Saving Time

November 8, 2021

This weekend we “fell back” and got an extra hour of sleep through the wonder of daylight savings time. While the idea of saving time, or at least daylight hours, was supposedly conceived by Benjamin Franklin as a joke to minimize the use of candles and lamp oil, credit for the modern concept of daylight savings time is commonly given to George Hudson, an entomologist from New Zealand. He proposed a two-hour time shift in 1895 so he would have more after-work hours of sunshine to go bug hunting in the summer.

During World War I daylight savings time was first widely used in a major way, however. Starting with the German Empire, countries set clocks ahead one hour in an effort to use less power for lighting and save fuel for the war effort.

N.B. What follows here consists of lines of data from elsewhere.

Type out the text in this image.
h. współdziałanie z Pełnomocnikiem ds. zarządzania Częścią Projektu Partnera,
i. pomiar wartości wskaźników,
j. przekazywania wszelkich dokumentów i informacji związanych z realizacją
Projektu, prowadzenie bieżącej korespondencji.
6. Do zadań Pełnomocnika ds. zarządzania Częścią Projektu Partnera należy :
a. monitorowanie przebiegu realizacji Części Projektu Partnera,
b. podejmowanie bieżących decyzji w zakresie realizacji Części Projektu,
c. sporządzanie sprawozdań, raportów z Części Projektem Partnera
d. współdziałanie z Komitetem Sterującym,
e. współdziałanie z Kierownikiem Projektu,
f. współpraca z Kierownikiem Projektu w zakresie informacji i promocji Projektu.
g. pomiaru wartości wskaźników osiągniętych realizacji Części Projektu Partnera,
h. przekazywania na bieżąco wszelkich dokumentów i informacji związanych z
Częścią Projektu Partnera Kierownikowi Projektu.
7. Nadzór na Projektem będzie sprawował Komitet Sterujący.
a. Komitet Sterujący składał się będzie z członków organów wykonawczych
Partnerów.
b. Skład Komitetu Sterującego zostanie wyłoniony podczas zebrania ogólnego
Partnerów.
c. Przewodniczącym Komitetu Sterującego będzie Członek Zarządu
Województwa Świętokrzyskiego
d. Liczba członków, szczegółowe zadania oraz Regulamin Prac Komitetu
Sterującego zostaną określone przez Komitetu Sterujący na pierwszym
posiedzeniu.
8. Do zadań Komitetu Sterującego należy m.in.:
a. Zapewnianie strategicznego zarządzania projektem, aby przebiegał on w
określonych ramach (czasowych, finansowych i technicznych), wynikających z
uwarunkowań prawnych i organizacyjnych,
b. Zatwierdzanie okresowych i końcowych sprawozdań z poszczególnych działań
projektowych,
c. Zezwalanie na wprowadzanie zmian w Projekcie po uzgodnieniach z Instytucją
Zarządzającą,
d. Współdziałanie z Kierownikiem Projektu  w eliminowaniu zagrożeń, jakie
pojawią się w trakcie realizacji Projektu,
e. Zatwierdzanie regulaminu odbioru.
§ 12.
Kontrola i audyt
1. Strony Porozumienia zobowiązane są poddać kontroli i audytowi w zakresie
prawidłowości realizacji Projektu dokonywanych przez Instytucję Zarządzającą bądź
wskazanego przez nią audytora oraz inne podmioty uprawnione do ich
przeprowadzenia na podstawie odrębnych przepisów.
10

But the idea of saving time has a much earlier and more significant beginning. The Bible, in numerous places, talks about time saving or time redeeming. “So be careful how you live. Don’t live like fools, but like those who are wise. Make the most of every opportunity in these evil days” (Ephesians 5:15-16 NLT). The older translations say, “redeeming the time” or “saving the time” in place of “making the most of every opportunity.”

To redeem something means to buy it back, to regain possession of it, to make the most of every opportunity. Time is a gift from God, and none of us know how much of it we will get to make the decisions that will impact eternity. Making the most of every opportunity and redeeming the time means living in the awareness of the passing of time so we will intentionally make the most of the time we have.

Rather than wasting our days, redeeming the time means that we are careful in how we live. We seek out and follow wisdom (Proverbs 2:1–15). We manage our time to seize every opportunity and use it for God’s glory. We think through our plans and make sure they line up with God’s will. And we avoid empty, harmful activities. We live this way in the middle of these evil days and work to overcome evil with good (Romans 12:21).

Jesus taught His disciples how vital it is to redeem or save the time. He urged them, “We must quickly carry out the tasks assigned us by the one who sent us. The night is coming, and then no one can work” (John 9:4 NLT). Jesus was diligent to redeem the time. He knew His mission and let nothing deter Him from it. Distractions were as common then as they are now, but He stayed on track. He redeemed the time so well that though He was able to only spend 33 years on this planet, only three years of those in active ministry, Jesus changed the world forever because He redeemed the time.

The song, Live Like You Were Dying, by Tim McGraw is about redeeming the time. The focus is actually earthly passions, but the lyrics make a crucial point—it’s a good thing to be put in a place where you are forced to take a new perspective. As Christians, we should live with the end in mind, with consciousness that any day could be the last, and make certain we pursue all God has for us while we have time. My grandparents had a sign that hung on their dining room wall that said, “Only one life will soon be past. Only what’s done for Christ will last.” Everything done for Christ on earth earns eternal rewards and lasts forever (Mark 9:41).

If we want to redeem the time, we must ask God to help us. Let’s start every morning by giving Him the day and asking Him to help us do something that has eternal significance. By beginning our day with eternity in mind, we become more aware of opportunities to influence and impact others for their own future. We can look for productive ways to honor Jesus, serve someone else, or generally benefit the world.

As we drive, we can pray for the people around us. Walking the dog can be a prayer journey for our neighbors, and maybe we can get in a few short, encouraging conversations as well. Working around the house, we can sing, pray, or listen to a podcast. At a restaurant, generate conversation with your server. If anything in the conversation indicates a need for special prayer or a cry for help, speak without pressure to that. For instance, “Oh, I am so sorry your son is so sick.” A working mother: “Wow, that must be extra hard. I’m going to pray for you as we pray over our meal and later too. Our church family has all been through tough times and loves to help others. Is there anything we could do for you?” Leave an extra big tip with a “God bless you!” on the note. For many servers, if not most, leaving a tract or message from your church negates much of the good you do. They feel like we are head-hunting instead of being sincere. You can volunteer, serve at church, lead a ministry, help in the community—there’s no end to what you can do if your heart is positioned to do it.

James 4:14 reminds us that our earthly lives are no more than a fog that comes up in the morning quickly and evaporates before very long. Someone else will get our job. Our money and possessions will be given to someone else. No matter how much our families love us, they have to move on without depending on our presence. The only thing that remains and lasts forever is the time we saved; the time we redeemed by investing it in things that last. In the end, all that matters is what we did or did not do to redeem the time (Psalm 102:3; 144:4).